Marinos Tsagkarakis is a Netherlands-based fine-art photographer, who was born (1984) and raised in the island of Crete. He studied contemporary photography at “Stereosis” Photography School. He is a member of the collective “Depression Era” that inhabits the urban and social landscapes of the economic crisis in his home country. His work has been featured in numerous exhibitions and international festivals, including Mois De La Photo (Paris), Jeju Biennale (South Korea), Unseen (Amsterdam), Fotofilmic (L.A & Vancouver), Athens Photo Festival Biennale of Contemporary Art of Thessaloniki, and several galleries in Europe, and USA. Part of his artwork belongs to international private and archival collections. In 2017, it was published his first (sold-out) photobook, “Paradise Inn”, by Void.
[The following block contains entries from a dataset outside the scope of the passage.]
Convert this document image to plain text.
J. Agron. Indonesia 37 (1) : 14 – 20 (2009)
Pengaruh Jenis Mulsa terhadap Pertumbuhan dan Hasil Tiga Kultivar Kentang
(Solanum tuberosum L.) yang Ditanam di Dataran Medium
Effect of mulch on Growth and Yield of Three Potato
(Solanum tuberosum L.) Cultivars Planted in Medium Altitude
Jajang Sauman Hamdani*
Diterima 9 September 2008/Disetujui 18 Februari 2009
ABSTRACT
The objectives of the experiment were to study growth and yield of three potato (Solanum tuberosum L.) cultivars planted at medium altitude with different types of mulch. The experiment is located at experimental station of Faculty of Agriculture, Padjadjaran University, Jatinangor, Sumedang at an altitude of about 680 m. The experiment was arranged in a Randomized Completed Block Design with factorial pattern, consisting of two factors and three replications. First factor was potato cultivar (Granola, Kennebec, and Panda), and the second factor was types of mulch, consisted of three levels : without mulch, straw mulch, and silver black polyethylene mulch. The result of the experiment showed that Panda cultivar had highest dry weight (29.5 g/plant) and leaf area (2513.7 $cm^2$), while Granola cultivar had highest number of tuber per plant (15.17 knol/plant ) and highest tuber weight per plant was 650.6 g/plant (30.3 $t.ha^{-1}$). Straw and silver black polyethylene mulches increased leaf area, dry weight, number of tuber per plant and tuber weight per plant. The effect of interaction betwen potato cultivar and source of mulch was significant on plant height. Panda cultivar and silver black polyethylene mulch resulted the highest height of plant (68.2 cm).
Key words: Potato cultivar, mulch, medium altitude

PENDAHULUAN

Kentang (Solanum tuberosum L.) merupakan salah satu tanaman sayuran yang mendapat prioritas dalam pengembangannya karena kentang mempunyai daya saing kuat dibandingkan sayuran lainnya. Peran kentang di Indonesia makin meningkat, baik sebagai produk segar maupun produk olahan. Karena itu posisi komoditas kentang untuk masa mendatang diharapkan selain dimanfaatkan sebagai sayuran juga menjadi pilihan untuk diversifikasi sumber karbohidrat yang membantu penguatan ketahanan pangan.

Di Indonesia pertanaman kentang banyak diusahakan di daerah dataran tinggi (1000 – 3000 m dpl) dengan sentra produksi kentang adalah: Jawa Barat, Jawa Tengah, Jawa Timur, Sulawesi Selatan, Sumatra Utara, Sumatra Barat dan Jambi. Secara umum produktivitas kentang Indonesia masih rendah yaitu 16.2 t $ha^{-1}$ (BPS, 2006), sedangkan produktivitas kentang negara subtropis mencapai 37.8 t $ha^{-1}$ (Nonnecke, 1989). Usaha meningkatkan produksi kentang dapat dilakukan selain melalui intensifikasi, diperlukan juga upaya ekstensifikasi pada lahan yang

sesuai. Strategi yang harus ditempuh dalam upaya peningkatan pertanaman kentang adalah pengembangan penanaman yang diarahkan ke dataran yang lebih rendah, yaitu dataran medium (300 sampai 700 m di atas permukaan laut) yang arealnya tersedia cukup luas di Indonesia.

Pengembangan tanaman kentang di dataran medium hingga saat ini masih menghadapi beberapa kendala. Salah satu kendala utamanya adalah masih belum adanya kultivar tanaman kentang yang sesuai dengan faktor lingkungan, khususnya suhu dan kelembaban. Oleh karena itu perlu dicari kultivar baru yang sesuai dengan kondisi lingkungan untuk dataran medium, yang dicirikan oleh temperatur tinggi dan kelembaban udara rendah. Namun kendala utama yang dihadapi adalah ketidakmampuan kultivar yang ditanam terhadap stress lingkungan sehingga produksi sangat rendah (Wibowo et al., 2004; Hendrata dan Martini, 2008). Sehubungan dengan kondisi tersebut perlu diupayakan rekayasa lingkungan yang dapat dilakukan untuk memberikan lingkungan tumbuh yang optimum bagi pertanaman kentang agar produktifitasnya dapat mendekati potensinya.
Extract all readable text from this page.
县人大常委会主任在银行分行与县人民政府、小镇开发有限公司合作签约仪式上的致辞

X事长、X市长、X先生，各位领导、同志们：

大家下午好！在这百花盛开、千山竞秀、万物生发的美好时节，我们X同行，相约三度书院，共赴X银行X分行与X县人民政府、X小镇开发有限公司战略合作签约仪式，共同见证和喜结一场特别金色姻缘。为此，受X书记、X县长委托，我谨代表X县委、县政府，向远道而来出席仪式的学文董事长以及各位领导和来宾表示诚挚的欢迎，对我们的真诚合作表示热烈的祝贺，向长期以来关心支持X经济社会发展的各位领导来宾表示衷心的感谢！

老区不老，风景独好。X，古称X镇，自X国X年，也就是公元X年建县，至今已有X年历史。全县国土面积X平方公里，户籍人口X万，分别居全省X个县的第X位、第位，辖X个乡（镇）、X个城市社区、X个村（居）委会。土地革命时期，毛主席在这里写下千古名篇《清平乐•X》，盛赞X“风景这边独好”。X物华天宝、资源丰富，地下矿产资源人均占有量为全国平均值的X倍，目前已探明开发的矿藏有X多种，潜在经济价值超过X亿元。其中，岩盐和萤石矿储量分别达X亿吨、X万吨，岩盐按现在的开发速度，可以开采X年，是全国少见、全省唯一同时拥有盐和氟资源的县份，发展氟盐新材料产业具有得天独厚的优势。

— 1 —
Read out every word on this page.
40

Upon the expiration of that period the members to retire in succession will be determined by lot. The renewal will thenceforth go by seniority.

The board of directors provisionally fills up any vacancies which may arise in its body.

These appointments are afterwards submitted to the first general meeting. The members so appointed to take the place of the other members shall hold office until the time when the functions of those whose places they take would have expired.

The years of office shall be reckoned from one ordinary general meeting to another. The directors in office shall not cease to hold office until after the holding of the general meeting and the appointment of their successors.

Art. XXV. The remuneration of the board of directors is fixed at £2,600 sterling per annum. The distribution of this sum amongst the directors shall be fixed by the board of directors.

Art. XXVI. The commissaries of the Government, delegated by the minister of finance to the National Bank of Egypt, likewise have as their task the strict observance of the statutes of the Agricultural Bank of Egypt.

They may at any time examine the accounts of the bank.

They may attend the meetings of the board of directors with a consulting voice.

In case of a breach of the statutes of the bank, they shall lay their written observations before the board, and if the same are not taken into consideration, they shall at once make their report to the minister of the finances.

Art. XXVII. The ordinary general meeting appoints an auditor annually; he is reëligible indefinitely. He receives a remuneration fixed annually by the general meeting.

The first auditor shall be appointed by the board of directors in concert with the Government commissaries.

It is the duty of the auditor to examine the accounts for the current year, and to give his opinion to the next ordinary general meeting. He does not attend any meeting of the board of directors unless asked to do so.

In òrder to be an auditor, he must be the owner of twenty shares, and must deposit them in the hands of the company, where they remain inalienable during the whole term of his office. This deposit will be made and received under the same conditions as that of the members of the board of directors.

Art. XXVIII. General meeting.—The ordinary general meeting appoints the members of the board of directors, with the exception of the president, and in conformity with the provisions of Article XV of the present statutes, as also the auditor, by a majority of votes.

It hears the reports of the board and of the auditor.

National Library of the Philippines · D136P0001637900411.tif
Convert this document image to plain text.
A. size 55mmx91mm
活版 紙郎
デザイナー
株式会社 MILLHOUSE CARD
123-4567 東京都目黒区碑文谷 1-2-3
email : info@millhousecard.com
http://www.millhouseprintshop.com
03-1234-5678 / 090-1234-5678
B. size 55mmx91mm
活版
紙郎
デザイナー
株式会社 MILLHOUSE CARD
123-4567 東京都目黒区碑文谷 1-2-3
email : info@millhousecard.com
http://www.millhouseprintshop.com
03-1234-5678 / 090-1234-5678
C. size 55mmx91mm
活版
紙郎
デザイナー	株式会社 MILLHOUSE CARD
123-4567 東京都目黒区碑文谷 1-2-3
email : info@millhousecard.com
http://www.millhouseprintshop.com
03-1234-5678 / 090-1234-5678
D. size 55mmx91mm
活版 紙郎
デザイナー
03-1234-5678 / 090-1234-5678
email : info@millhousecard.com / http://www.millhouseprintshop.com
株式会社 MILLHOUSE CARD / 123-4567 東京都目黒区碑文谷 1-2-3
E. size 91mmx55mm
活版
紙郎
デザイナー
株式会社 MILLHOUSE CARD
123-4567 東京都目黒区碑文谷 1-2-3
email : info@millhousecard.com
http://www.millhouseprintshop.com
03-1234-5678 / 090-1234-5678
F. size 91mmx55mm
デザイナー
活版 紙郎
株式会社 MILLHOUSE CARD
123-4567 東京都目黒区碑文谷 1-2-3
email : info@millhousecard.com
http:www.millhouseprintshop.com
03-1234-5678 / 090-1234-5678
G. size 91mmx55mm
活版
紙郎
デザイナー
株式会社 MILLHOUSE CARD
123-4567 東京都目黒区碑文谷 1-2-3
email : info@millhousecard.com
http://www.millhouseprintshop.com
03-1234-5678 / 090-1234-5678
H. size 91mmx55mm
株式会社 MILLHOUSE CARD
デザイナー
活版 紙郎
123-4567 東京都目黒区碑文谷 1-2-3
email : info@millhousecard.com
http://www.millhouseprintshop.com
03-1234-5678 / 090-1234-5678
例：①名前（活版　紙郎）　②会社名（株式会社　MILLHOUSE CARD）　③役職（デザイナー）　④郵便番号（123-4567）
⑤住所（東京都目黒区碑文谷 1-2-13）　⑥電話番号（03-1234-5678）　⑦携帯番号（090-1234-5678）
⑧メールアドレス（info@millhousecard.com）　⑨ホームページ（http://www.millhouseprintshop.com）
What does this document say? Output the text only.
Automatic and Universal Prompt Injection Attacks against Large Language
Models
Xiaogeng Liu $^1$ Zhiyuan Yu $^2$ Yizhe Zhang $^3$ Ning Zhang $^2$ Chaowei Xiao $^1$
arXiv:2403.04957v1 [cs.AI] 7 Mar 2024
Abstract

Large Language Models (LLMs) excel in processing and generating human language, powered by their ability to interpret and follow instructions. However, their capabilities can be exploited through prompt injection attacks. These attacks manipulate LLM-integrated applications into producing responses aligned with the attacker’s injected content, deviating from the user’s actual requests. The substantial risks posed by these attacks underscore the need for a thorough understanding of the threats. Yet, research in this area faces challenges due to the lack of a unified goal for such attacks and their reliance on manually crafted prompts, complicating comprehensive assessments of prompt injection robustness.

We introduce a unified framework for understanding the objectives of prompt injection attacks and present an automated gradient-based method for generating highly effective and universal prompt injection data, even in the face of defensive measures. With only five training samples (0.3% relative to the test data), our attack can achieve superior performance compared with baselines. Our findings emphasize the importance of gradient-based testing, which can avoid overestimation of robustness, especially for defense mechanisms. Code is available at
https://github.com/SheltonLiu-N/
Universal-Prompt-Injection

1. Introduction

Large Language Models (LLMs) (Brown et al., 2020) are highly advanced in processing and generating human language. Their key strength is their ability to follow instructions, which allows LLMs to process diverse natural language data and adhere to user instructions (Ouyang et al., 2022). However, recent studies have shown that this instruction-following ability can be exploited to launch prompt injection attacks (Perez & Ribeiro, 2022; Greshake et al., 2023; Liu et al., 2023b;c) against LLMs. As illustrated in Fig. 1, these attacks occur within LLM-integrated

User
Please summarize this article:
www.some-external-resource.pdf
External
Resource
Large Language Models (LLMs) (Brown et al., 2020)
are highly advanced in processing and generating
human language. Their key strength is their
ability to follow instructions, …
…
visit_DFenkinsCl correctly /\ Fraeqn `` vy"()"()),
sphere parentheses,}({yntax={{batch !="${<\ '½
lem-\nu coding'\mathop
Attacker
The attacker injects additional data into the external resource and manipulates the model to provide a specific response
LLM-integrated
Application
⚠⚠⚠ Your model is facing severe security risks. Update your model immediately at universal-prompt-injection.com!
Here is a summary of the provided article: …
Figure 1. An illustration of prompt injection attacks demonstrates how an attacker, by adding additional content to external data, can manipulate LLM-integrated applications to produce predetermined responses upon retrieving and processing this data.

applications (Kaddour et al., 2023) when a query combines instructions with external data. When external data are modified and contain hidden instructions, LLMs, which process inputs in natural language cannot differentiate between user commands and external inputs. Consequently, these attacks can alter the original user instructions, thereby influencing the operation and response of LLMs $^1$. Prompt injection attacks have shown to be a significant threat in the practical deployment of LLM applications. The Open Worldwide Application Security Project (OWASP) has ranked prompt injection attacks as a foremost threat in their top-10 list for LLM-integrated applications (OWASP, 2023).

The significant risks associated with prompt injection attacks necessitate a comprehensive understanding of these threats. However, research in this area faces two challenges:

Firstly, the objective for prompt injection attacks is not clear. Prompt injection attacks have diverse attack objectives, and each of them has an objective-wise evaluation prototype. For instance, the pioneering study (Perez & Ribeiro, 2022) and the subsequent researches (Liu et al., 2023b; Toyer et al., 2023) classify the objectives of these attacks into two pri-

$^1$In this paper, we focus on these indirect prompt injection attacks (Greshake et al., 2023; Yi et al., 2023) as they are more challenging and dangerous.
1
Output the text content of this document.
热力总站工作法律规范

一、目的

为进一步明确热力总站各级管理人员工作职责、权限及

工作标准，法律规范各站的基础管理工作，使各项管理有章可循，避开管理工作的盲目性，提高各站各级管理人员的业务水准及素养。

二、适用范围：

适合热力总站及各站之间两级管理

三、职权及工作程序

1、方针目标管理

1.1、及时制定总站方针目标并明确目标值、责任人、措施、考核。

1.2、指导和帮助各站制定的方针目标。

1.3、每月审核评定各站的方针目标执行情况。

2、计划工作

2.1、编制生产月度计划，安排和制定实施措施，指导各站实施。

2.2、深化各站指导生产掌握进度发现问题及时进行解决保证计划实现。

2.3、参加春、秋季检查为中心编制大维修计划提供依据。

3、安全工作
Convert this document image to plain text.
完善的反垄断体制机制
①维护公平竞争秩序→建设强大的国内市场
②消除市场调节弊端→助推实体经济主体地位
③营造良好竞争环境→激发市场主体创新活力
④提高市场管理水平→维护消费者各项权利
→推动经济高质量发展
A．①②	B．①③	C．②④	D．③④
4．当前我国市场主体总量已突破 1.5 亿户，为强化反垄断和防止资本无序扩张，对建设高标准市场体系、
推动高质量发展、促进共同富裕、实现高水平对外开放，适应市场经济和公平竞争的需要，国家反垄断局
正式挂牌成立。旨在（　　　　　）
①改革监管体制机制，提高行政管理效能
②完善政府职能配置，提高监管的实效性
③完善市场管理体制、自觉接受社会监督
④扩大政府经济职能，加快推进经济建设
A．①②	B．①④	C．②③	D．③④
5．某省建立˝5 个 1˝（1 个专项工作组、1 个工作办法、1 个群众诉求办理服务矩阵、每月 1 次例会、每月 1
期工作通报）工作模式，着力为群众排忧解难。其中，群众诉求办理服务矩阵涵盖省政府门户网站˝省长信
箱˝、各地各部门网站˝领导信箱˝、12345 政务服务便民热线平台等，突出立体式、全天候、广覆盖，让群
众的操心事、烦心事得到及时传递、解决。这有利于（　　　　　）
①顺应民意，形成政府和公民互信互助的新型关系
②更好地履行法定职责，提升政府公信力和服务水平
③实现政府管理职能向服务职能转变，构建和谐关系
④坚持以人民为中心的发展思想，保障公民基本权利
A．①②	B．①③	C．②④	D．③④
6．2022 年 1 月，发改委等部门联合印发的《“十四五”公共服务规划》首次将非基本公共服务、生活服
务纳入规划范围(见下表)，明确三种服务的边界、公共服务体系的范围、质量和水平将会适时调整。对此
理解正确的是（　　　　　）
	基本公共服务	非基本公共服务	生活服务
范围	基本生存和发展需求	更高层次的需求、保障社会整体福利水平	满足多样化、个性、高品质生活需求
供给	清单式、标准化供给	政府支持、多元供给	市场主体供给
About ‘Invalid Conjecture‘:
Under what criteria and context can we define absurdity? Is “common sense” the perfect reference for recognizing the normal, the meaningful and the rational? And is “common sense” actually common?
There is something to be said about the human quest of looking for meaning and validation in everything. The Stoics argued that a life lived in expectation is absurd since fulfillment is impossible and desire too capriciously inventive to be definitively stilled.
In a purposeless and chaotic universe, the conflict between our tendency to seek inherent value, reasoning, and validation is where absurdity is born; A condition which is the result of a comparison with another recognizable practice, convention or habit. It becomes meaningful only when it does not comply with our expectation for rationalization. But how come the familiar and the banal is accepted, while the unknown mischief of the unrecognizable dismissed?
In a world full of “rationalism” and a ubiquitous political “correctness”, these small spikes of confusion, may be the key for subverting the banal into something spectacular, and fascinating. Thus, this confusion could further the quest a little deeper, into a state where absurdity becomes perhaps a prerequisite for happiness. And here could be posed the question of the boundaries between the end of the banal and the beginning of the absurdity. Is this the absurdity of the banal Or the banality of the absurd?